Die Anhöhe am Ortsausgang gen Ödernitz ist der weiteste Punkt, den sie noch mit ihrem Rollator über eine Strecke von etwa einem Kilometer noch erreichen könne, berichtet sie und lässt sich auf dem Weg dorthin nicht von den vielen Steinen auf dem Weg abschrecken, die das Schieben des Rollators erheblich erschweren. Aber hier sei der Platz, wo die Sicht eben auch bis in die Königshainer Berge geht. Mit ihrem vor wenigen Jahren verstorbenen Mann sei sie dort häufig zu Ausflügen gewesen.

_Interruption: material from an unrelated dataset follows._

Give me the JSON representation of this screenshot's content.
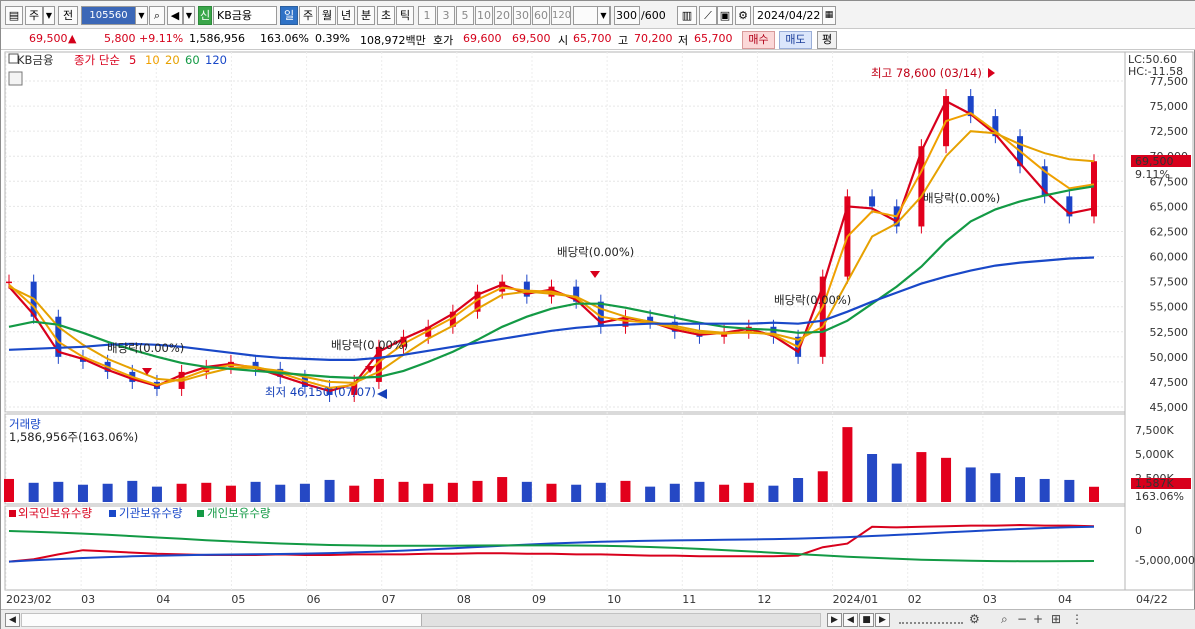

Ihr Sohn lebt heute in der Ferne und ist einmal im Jahr in Niesky. Da das Verhältnis zur Schwiegertochter immer problematisch gewesen sei und diese bei Besuchen in Niesky stets in einer Gaststätte auf ihren Mann warte, fände der direkte Kontakt mit ihrem Sohn auch immer unter Zeitdruck statt. Der eigentliche Draht zu ihm ist nun ein Handy, auf der sie und ihr Sohn Textnachrichten austauschen. Auch der Niederschlesische Kurier, den sie stets vollständig lese, sorge für Abwechslung. Doch wenn die Natur nicht wäre, gebe es sonst nur Erinnerungen, berichtet die geborene Greifenbergerin (Gryfow Slaski). Nach der Vertreibung sei die Familie sogar wieder zumindest bis in die Oberlausitz zurückgekehrt. „Mein Vater wollte dicht bis an seine Heimat, sonst wären wir wohl wie so viele andere letztlich im Westen gelandet“. Auch bei ihr seien schöne Erinnerungen an Greifenberg immer wieder präsent.
Hinter dem Mehrfamilienhaus, in dem sie wohnt, hat sie ein paar Quadratmeter Garten. Aktuell sinniert sie nun viel, wie sie dort problemlos dauerhaft einen Sonnenstuhl vor Wettereinflüssen postieren lassen könne. Denn mit ihrem Kreuz könne sie diesen unmöglich jedes Mal aus- und wieder einklappen. Zunächst einmal kommt jedoch tatsächlich so etwas wie Stress auf. Wir müssen umdrehen. Für 17.00 Uhr hat sich ein neuer junger Helfer für den Haushalt angekündigt. Die Familie ist weit und Freundschaften gingen in den Jahren schwerer Betreuung ihres Mannes an den Sorgen des Alltags verloren. Wenn das Kreuz und das Wetter mitspielen, wird Eva Schneider es wieder mit dem Rollator bis an den Ortsausgang von Niesky ziehen.